# 1999 Pathfinder Suspension Lift Kit, Need some help!



## Pathy07 (Feb 21, 2011)

I am trying to find a good suspension lift kit for my 1999.5 Pathfinder SE-Limited but i'm kind of new to this so i'm not sure what i'm looking for so if someone with a lift kit or anyone with that kinda knowledge would help me with this that would be greatly appreciated.


----------



## azmexicali (Jun 9, 2009)

After 2 years of research, I just ordered mine today. I purchased the Old Man Emu springs from Nissan Pathfinder lift kit, suspension lifts, accessories and ordered separately KYB GR-2 struts and KYB Gas-a-just shocks. I saved a couple hundred doing it this way. Rocky Road is selling the same KYB struts for $40 bucks more each, and not sure what shocks they sell, they wouldn't specify. Can't wait to get them on my truck.

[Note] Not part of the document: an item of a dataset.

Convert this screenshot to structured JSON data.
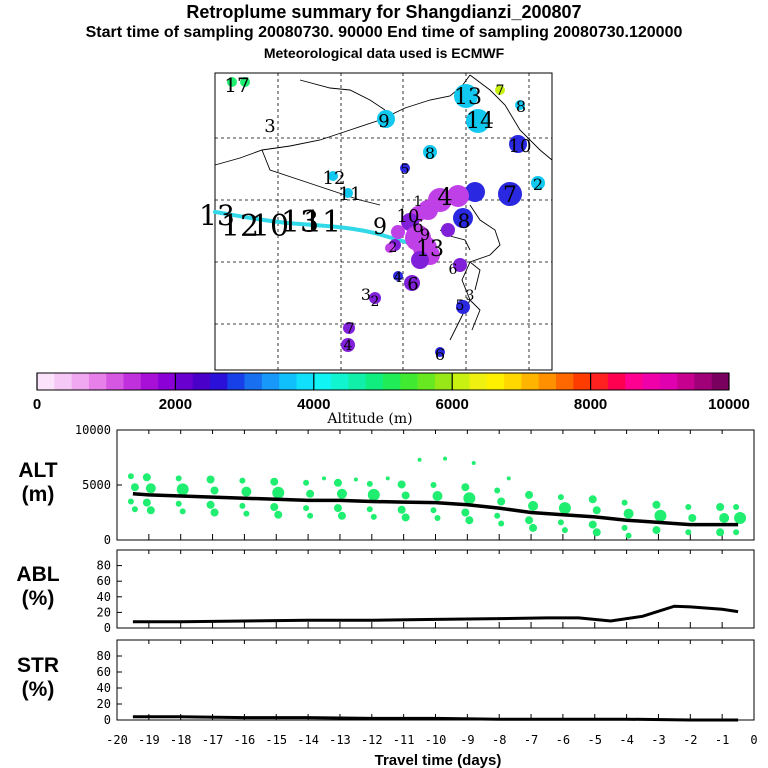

Hope this helps.


----------



## Pathy07 (Feb 21, 2011)

*ok thanks,*

What site did you go to and around how much was it?


----------



## smj999smj (Jan 1, 2006)

His post is hyperlinked. 

Nissan Pathfinder lift kit, suspension lifts, accessories


----------



## Dustless (Mar 14, 2011)

If your looking for more than an 1.75 OME lift their is a place out of Alberta called Krypton Fabrication who makes a 4 inch lift for the pathys twhich drops the unibody off the frame the kit is built strong and durable Ive had it on mine for about 3 months now and have absolutely no complaints and can completely flex out on 33/12.5 bf all terrains without rubbing at all


----------



## Pathy07 (Feb 21, 2011)

*ok i gotcha*

so on that site i am under the 96- 2004 section and for the OME strut it only lets me choose a right or a left. would i need only one side? or wouldnt i need both? yall are such a great help thank you so much. i just want to make sure i great the right thing cause i have to put it on myself.


----------